Politics

Ryan: No Guarantee Immigration Compromise Will Pass

Bill is still best shot at getting something into law, speaker says

Speaker Paul D. Ryan, R-Wis., won’t guarantee Republicans’ compromise immigration bill will pass the House. (Photo By Bill Clark/CQ Roll Call)

There is no guarantee that a compromise immigration bill House Republicans are finalizing for floor consideration next week will pass, Speaker Paul D. Ryan acknowledged Thursday.

“I’m not going to predict what the whip’s going to be,” he said when asked whether he’d bring the bill to the floor if the whip count comes up short or continue working to get more votes for it.

“We won’t guarantee passage,” Ryan added. “We don’t know the answer.”

The compromise bill is designed to pass, as opposed to a conservative measure from House Judiciary Chairman Robert Goodlatte the House is also planning to vote on that is expected to fail. But some GOP members have concerns about proposals they’ve heard will be in the bill, which is still being finalized and drafted into legislative text.

“I do hope this passes,” Ryan said of the compromise measure. “I think this is a very good bill. I think this is a very good compromise.”

The bill is expected to create a visa for young undocumented immigrants brought to the United States as children,  known as Dreamers, as well as other young immigrants who are here legally but on more temporary permits. The new visa, which would provide a path to legal status and eventually citizenship, won’t add to overall number of visas because the bill would cut diversity and family-based visas.

It is expected to authorize the full $25 billion President Donald Trump has requested to build a wall along the Southern border. 

“Everything we’ve heard has been very negative,” House Minority Leader Nancy Pelosi said when asked whether Democrats might support it. 

The California Democrat said it’s not clear the bill will even have enough Republican votes to pass.

The bill is expected to include a provision to allow children to be kept with their parents when detained at the border. Ryan said he’s not comfortable with the Trump administration policy of separating children from their parents, which he blamed on a court ruling that he said should be fixed with legislation. 
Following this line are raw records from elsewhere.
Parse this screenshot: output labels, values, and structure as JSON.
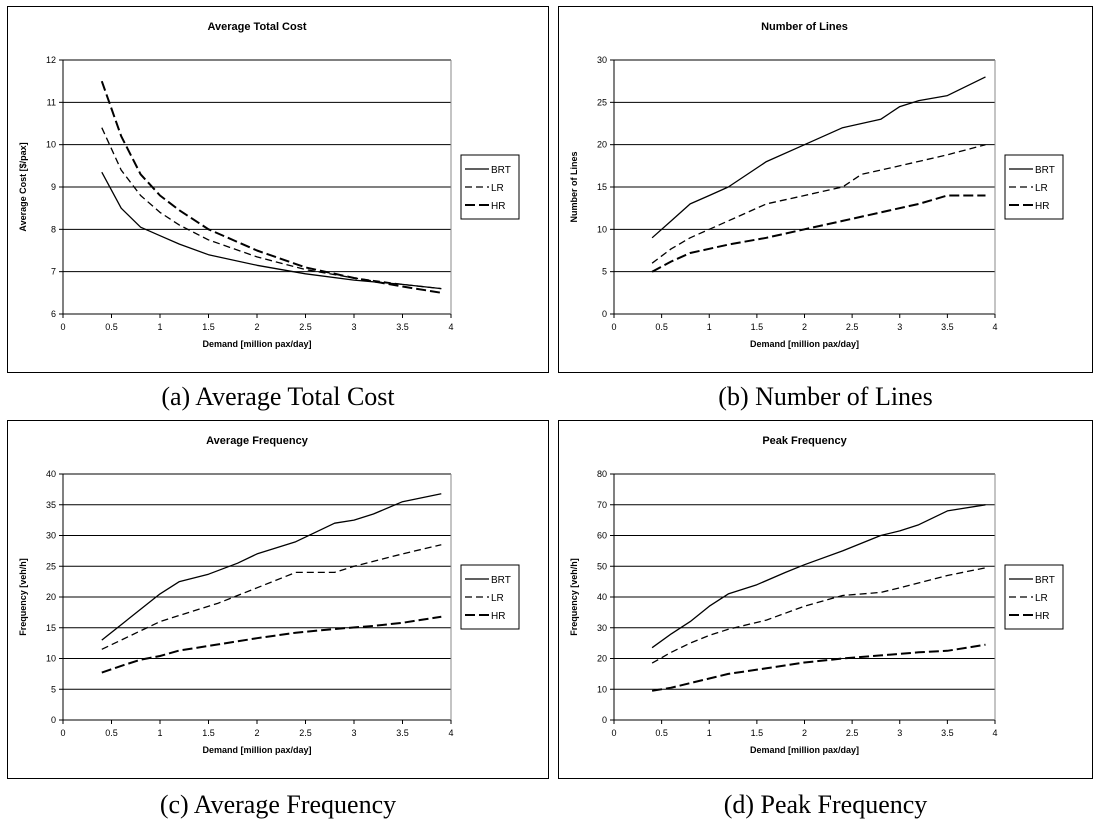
{
  "chart_data": [
    {
      "type": "line",
      "title": "Average Total Cost",
      "xlabel": "Demand [million pax/day]",
      "ylabel": "Average Cost [$/pax]",
      "caption": "(a) Average Total Cost",
      "xlim": [
        0,
        4
      ],
      "ylim": [
        6,
        12
      ],
      "xticks": [
        "0",
        "0.5",
        "1",
        "1.5",
        "2",
        "2.5",
        "3",
        "3.5",
        "4"
      ],
      "yticks": [
        "6",
        "7",
        "8",
        "9",
        "10",
        "11",
        "12"
      ],
      "grid": "horizontal",
      "legend_position": "right",
      "series": [
        {
          "name": "BRT",
          "dash": "solid",
          "x": [
            0.4,
            0.6,
            0.8,
            1.0,
            1.2,
            1.5,
            2.0,
            2.5,
            3.0,
            3.5,
            3.9
          ],
          "y": [
            9.35,
            8.5,
            8.05,
            7.85,
            7.65,
            7.4,
            7.15,
            6.95,
            6.8,
            6.7,
            6.6
          ]
        },
        {
          "name": "LR",
          "dash": "dashed",
          "x": [
            0.4,
            0.6,
            0.8,
            1.0,
            1.2,
            1.5,
            2.0,
            2.5,
            3.0,
            3.5,
            3.9
          ],
          "y": [
            10.4,
            9.4,
            8.8,
            8.4,
            8.1,
            7.75,
            7.35,
            7.05,
            6.85,
            6.7,
            6.6
          ]
        },
        {
          "name": "HR",
          "dash": "longdash",
          "x": [
            0.4,
            0.6,
            0.8,
            1.0,
            1.2,
            1.5,
            2.0,
            2.5,
            3.0,
            3.5,
            3.9
          ],
          "y": [
            11.5,
            10.2,
            9.3,
            8.8,
            8.45,
            8.0,
            7.5,
            7.1,
            6.85,
            6.65,
            6.5
          ]
        }
      ]
    },
    {
      "type": "line",
      "title": "Number of Lines",
      "xlabel": "Demand [million pax/day]",
      "ylabel": "Number of Lines",
      "caption": "(b) Number of Lines",
      "xlim": [
        0,
        4
      ],
      "ylim": [
        0,
        30
      ],
      "xticks": [
        "0",
        "0.5",
        "1",
        "1.5",
        "2",
        "2.5",
        "3",
        "3.5",
        "4"
      ],
      "yticks": [
        "0",
        "5",
        "10",
        "15",
        "20",
        "25",
        "30"
      ],
      "grid": "horizontal",
      "legend_position": "right",
      "series": [
        {
          "name": "BRT",
          "dash": "solid",
          "x": [
            0.4,
            0.6,
            0.8,
            1.0,
            1.2,
            1.6,
            2.0,
            2.4,
            2.8,
            3.0,
            3.2,
            3.5,
            3.9
          ],
          "y": [
            9,
            11,
            13,
            14,
            15,
            18,
            20,
            22,
            23,
            24.5,
            25.2,
            25.8,
            28
          ]
        },
        {
          "name": "LR",
          "dash": "dashed",
          "x": [
            0.4,
            0.6,
            0.8,
            1.0,
            1.2,
            1.6,
            2.0,
            2.4,
            2.6,
            3.0,
            3.5,
            3.9
          ],
          "y": [
            6,
            7.7,
            9,
            10,
            11,
            13,
            14,
            15,
            16.5,
            17.5,
            18.8,
            20
          ]
        },
        {
          "name": "HR",
          "dash": "longdash",
          "x": [
            0.4,
            0.6,
            0.8,
            1.0,
            1.2,
            1.6,
            2.0,
            2.4,
            2.8,
            3.2,
            3.5,
            3.9
          ],
          "y": [
            5,
            6.2,
            7.2,
            7.7,
            8.2,
            9,
            10,
            11,
            12,
            13,
            14,
            14
          ]
        }
      ]
    },
    {
      "type": "line",
      "title": "Average Frequency",
      "xlabel": "Demand [million pax/day]",
      "ylabel": "Frequency [veh/h]",
      "caption": "(c) Average Frequency",
      "xlim": [
        0,
        4
      ],
      "ylim": [
        0,
        40
      ],
      "xticks": [
        "0",
        "0.5",
        "1",
        "1.5",
        "2",
        "2.5",
        "3",
        "3.5",
        "4"
      ],
      "yticks": [
        "0",
        "5",
        "10",
        "15",
        "20",
        "25",
        "30",
        "35",
        "40"
      ],
      "grid": "horizontal",
      "legend_position": "right",
      "series": [
        {
          "name": "BRT",
          "dash": "solid",
          "x": [
            0.4,
            0.6,
            0.8,
            1.0,
            1.2,
            1.5,
            1.8,
            2.0,
            2.4,
            2.8,
            3.0,
            3.2,
            3.5,
            3.9
          ],
          "y": [
            13,
            15.5,
            18,
            20.5,
            22.5,
            23.7,
            25.5,
            27,
            29,
            32,
            32.5,
            33.5,
            35.5,
            36.8
          ]
        },
        {
          "name": "LR",
          "dash": "dashed",
          "x": [
            0.4,
            0.6,
            0.8,
            1.0,
            1.2,
            1.6,
            2.0,
            2.4,
            2.8,
            3.0,
            3.5,
            3.9
          ],
          "y": [
            11.5,
            13,
            14.5,
            16,
            17,
            19,
            21.5,
            24,
            24,
            25,
            27,
            28.5
          ]
        },
        {
          "name": "HR",
          "dash": "longdash",
          "x": [
            0.4,
            0.6,
            0.8,
            1.0,
            1.2,
            1.6,
            2.0,
            2.4,
            2.8,
            3.2,
            3.5,
            3.9
          ],
          "y": [
            7.7,
            8.8,
            9.8,
            10.4,
            11.3,
            12.3,
            13.3,
            14.2,
            14.8,
            15.3,
            15.8,
            16.8
          ]
        }
      ]
    },
    {
      "type": "line",
      "title": "Peak Frequency",
      "xlabel": "Demand [million pax/day]",
      "ylabel": "Frequency [veh/h]",
      "caption": "(d) Peak Frequency",
      "xlim": [
        0,
        4
      ],
      "ylim": [
        0,
        80
      ],
      "xticks": [
        "0",
        "0.5",
        "1",
        "1.5",
        "2",
        "2.5",
        "3",
        "3.5",
        "4"
      ],
      "yticks": [
        "0",
        "10",
        "20",
        "30",
        "40",
        "50",
        "60",
        "70",
        "80"
      ],
      "grid": "horizontal",
      "legend_position": "right",
      "series": [
        {
          "name": "BRT",
          "dash": "solid",
          "x": [
            0.4,
            0.6,
            0.8,
            1.0,
            1.2,
            1.5,
            1.8,
            2.0,
            2.4,
            2.8,
            3.0,
            3.2,
            3.5,
            3.9
          ],
          "y": [
            23.5,
            28,
            32,
            37,
            41,
            44,
            48,
            50.5,
            55,
            60,
            61.5,
            63.5,
            68,
            70
          ]
        },
        {
          "name": "LR",
          "dash": "dashed",
          "x": [
            0.4,
            0.6,
            0.8,
            1.0,
            1.2,
            1.6,
            2.0,
            2.4,
            2.8,
            3.0,
            3.5,
            3.9
          ],
          "y": [
            18.5,
            22,
            25,
            27.5,
            29.5,
            32.5,
            37,
            40.5,
            41.5,
            43,
            47,
            49.5
          ]
        },
        {
          "name": "HR",
          "dash": "longdash",
          "x": [
            0.4,
            0.6,
            0.8,
            1.0,
            1.2,
            1.6,
            2.0,
            2.4,
            2.8,
            3.2,
            3.5,
            3.9
          ],
          "y": [
            9.5,
            10.5,
            12,
            13.5,
            15,
            16.8,
            18.7,
            20,
            21,
            22,
            22.5,
            24.5
          ]
        }
      ]
    }
  ]
}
Watch: Ryan Says Policy Separating Families at Border Will 'Require Legislative Change'

Pelosi, however, said the Trump administration could and should lift the policy. The attorney general can change the policy “just like that,” she said as she snapped her fingers.

“This was an act of the administration,” Pelosi said. “They had been planning this for a while. ... This is barbaric. This is not what America is, but this is the policy of the Trump administration.”

“I don’t see any prospect for legislation here,” she added.

Pelosi said the inclusion of a legislative fix for the separation policy in Republicans' immigration legislation won't provide Democrats a reason to support it.

“They’re certainly [not] going to use mothers nursing their babies as a draw,” she said.

Ryan said he believes the bill has a chance of becoming law, as opposed to legislation that would have been produced under the “queen of the hill” rule that moderate Republicans were trying to discharge to the floor. That process would have triggered votes on four immigration bills, with the one getting the most votes above a majority prevailing. Legislation that would’ve emerged under such a scenario would have likely been supported primarily by Democrats a few dozen moderate Republicans.

“The last thing we want to do is have some kind of exercise in futility,” Ryan said of the discharge petition.

A vote on the Goodlatte bill will kill the discharge petition since that’s the vehicle the queen of the hill rule was attached to for the purposes of discharging it.